Bu nedenle, KDV Kanununun 1, 4 ve 5 inci maddelerinin lafız ve gerekçelerine bakıldığında bankanın promosyon/teşvik kapsamında şirketleri kendi portföyüne çekmek için yaptığı ödemelerin bir hizmet olarak değerlendirilemeyeceğini düşünüyoruz. Söz konusu bankalar tarafından ithalatına aracılık yaptığı şirketlere aktarılan bu tutarların banka açısından ticari faaliyetini geliştirmek için katlanılan bir pazarlama, satış gideri, ithalatçı şirket açısından ise Kurumlar Vergisine tabi bir gelir olarak dikkate alınacağı tabiidir.  

Ayrıca, banka ve sigorta şirketlerinin Finansal Kiralama Kanununa göre yaptıkları işlemler hariç olmak üzere, bankerlerin yapmış oldukları banka muamele ve hizmetleri nedeniyle kendi lehlerine almış oldukları paralar 3065 sayılı Katma Değer Vergisi Kanununun madde 17/4-3 uyarınca KDV’den istisna edilmiştir.

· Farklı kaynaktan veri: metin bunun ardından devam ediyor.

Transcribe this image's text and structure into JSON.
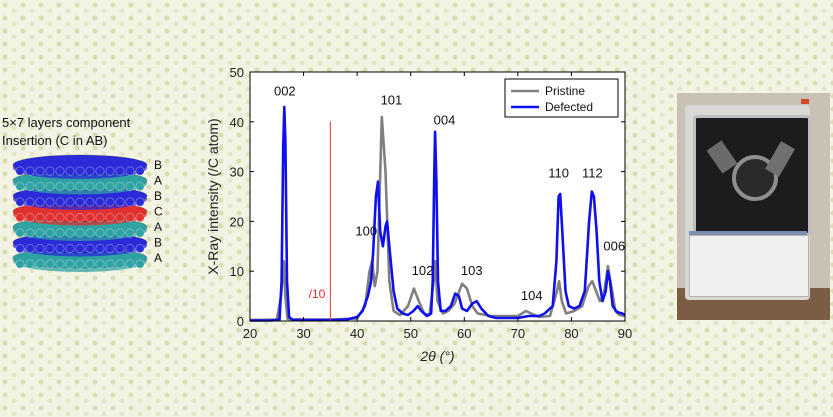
{
  "schematic": {
    "title_line1": "5×7 layers component",
    "title_line2": "Insertion (C in AB)",
    "layers": [
      {
        "label": "B",
        "color": "#2a2ad8"
      },
      {
        "label": "A",
        "color": "#2fa3a3"
      },
      {
        "label": "B",
        "color": "#2a2ad8"
      },
      {
        "label": "C",
        "color": "#e03030"
      },
      {
        "label": "A",
        "color": "#2fa3a3"
      },
      {
        "label": "B",
        "color": "#2a2ad8"
      },
      {
        "label": "A",
        "color": "#2fa3a3"
      }
    ]
  },
  "chart_data": {
    "type": "line",
    "xlabel": "2θ (°)",
    "ylabel": "X-Ray intensity (/C atom)",
    "xlim": [
      20,
      90
    ],
    "ylim": [
      0,
      50
    ],
    "xticks": [
      20,
      30,
      40,
      50,
      60,
      70,
      80,
      90
    ],
    "yticks": [
      0,
      10,
      20,
      30,
      40,
      50
    ],
    "grid": false,
    "legend_position": "top-right",
    "divider": {
      "x": 35,
      "label": "/10",
      "color": "#e53030"
    },
    "series": [
      {
        "name": "Pristine",
        "color": "#808080",
        "points": [
          [
            20,
            0.2
          ],
          [
            25,
            0.3
          ],
          [
            25.8,
            5
          ],
          [
            26.3,
            12
          ],
          [
            26.6,
            5
          ],
          [
            27,
            0.4
          ],
          [
            30,
            0.3
          ],
          [
            35,
            0.3
          ],
          [
            40,
            0.5
          ],
          [
            41.5,
            3
          ],
          [
            42.3,
            10
          ],
          [
            42.8,
            12
          ],
          [
            43.3,
            7
          ],
          [
            43.8,
            10
          ],
          [
            44.6,
            41
          ],
          [
            45.3,
            30
          ],
          [
            46,
            8
          ],
          [
            46.8,
            2
          ],
          [
            48,
            1.2
          ],
          [
            49.5,
            3
          ],
          [
            50.6,
            6.5
          ],
          [
            51.5,
            4
          ],
          [
            52.5,
            1.5
          ],
          [
            53.5,
            1.2
          ],
          [
            54.3,
            8
          ],
          [
            54.6,
            12
          ],
          [
            55,
            4
          ],
          [
            56,
            1.5
          ],
          [
            57,
            2
          ],
          [
            58.2,
            3.5
          ],
          [
            59.6,
            7.5
          ],
          [
            60.5,
            6.5
          ],
          [
            61.5,
            3
          ],
          [
            62.5,
            1.5
          ],
          [
            65,
            1
          ],
          [
            68,
            1
          ],
          [
            70,
            1
          ],
          [
            71.5,
            2
          ],
          [
            72.5,
            1.5
          ],
          [
            74,
            0.8
          ],
          [
            76,
            1
          ],
          [
            77.3,
            6
          ],
          [
            77.7,
            8
          ],
          [
            78.2,
            4
          ],
          [
            79,
            1.5
          ],
          [
            80.5,
            2
          ],
          [
            82,
            3
          ],
          [
            83.2,
            7
          ],
          [
            83.9,
            8
          ],
          [
            84.6,
            6
          ],
          [
            85.3,
            4
          ],
          [
            86,
            5
          ],
          [
            86.8,
            11
          ],
          [
            87.6,
            6
          ],
          [
            88.2,
            2
          ],
          [
            89,
            1.2
          ],
          [
            90,
            1
          ]
        ]
      },
      {
        "name": "Defected",
        "color": "#1010ee",
        "points": [
          [
            20,
            0.1
          ],
          [
            24,
            0.1
          ],
          [
            25.5,
            0.3
          ],
          [
            25.9,
            8
          ],
          [
            26.2,
            35
          ],
          [
            26.4,
            43
          ],
          [
            26.6,
            36
          ],
          [
            26.9,
            8
          ],
          [
            27.3,
            0.8
          ],
          [
            28,
            0.2
          ],
          [
            30,
            0.2
          ],
          [
            35,
            0.2
          ],
          [
            38,
            0.3
          ],
          [
            40,
            0.8
          ],
          [
            41,
            2
          ],
          [
            42,
            5
          ],
          [
            42.6,
            8
          ],
          [
            43,
            14
          ],
          [
            43.5,
            25
          ],
          [
            43.9,
            28
          ],
          [
            44.3,
            18
          ],
          [
            44.8,
            15
          ],
          [
            45.3,
            19
          ],
          [
            45.6,
            20
          ],
          [
            46.1,
            14
          ],
          [
            46.8,
            6
          ],
          [
            47.5,
            2.5
          ],
          [
            48.5,
            1.5
          ],
          [
            49.5,
            1.2
          ],
          [
            50.5,
            2
          ],
          [
            51.3,
            3
          ],
          [
            52,
            2
          ],
          [
            53,
            1
          ],
          [
            53.8,
            1.5
          ],
          [
            54.1,
            8
          ],
          [
            54.4,
            30
          ],
          [
            54.55,
            38
          ],
          [
            54.8,
            28
          ],
          [
            55.1,
            8
          ],
          [
            55.6,
            2
          ],
          [
            56.5,
            2
          ],
          [
            57.5,
            3
          ],
          [
            58.3,
            5.5
          ],
          [
            59,
            5
          ],
          [
            59.6,
            2.5
          ],
          [
            60.5,
            2
          ],
          [
            61.5,
            3.5
          ],
          [
            62.3,
            4
          ],
          [
            63.2,
            2.5
          ],
          [
            64.5,
            1
          ],
          [
            66,
            0.6
          ],
          [
            68,
            0.6
          ],
          [
            70,
            0.6
          ],
          [
            72,
            1
          ],
          [
            74,
            1
          ],
          [
            75,
            1.5
          ],
          [
            76.5,
            3
          ],
          [
            77.2,
            12
          ],
          [
            77.6,
            25
          ],
          [
            77.9,
            25.5
          ],
          [
            78.3,
            18
          ],
          [
            78.9,
            6
          ],
          [
            79.5,
            3
          ],
          [
            80.5,
            2.5
          ],
          [
            81.5,
            3
          ],
          [
            82.5,
            6
          ],
          [
            83.3,
            20
          ],
          [
            83.8,
            26
          ],
          [
            84.2,
            25
          ],
          [
            84.7,
            18
          ],
          [
            85.2,
            8
          ],
          [
            85.8,
            4
          ],
          [
            86.4,
            6
          ],
          [
            86.8,
            10
          ],
          [
            87.2,
            8
          ],
          [
            87.7,
            3
          ],
          [
            88.5,
            1.8
          ],
          [
            89.5,
            1.5
          ],
          [
            90,
            1.2
          ]
        ]
      }
    ],
    "annotations": [
      {
        "text": "002",
        "x": 26.5,
        "y": 45.3
      },
      {
        "text": "101",
        "x": 46.4,
        "y": 43.5
      },
      {
        "text": "004",
        "x": 56.3,
        "y": 39.5
      },
      {
        "text": "100",
        "x": 41.7,
        "y": 17.2
      },
      {
        "text": "102",
        "x": 52.2,
        "y": 9.2
      },
      {
        "text": "103",
        "x": 61.4,
        "y": 9.2
      },
      {
        "text": "104",
        "x": 72.6,
        "y": 4.2
      },
      {
        "text": "110",
        "x": 77.6,
        "y": 28.8
      },
      {
        "text": "112",
        "x": 83.9,
        "y": 28.8
      },
      {
        "text": "006",
        "x": 88,
        "y": 14.2
      }
    ]
  },
  "photo": {
    "subject": "x-ray-diffractometer"
  }
}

Bankaların ticari faaliyetlerini geliştirmek amaçlı vermiş olduğu teşvik veya promosyonları, KDV uygulama tebliğinde açıklanan promosyon hizmetlerine benzer nitelikte değildir.  Bu nedenle, işlem olarak KDV den istisna olan bir konu ile ilgili olarak verilen bir teşvik veya promosyonun muhakkak surette bankanın yarattığı ancak vergiden istisna edilen katma değerin bir uzantısı olarak ele alınması gerektiği ve KDV’ye tabi olmayacağı da değerlendirilebilir.  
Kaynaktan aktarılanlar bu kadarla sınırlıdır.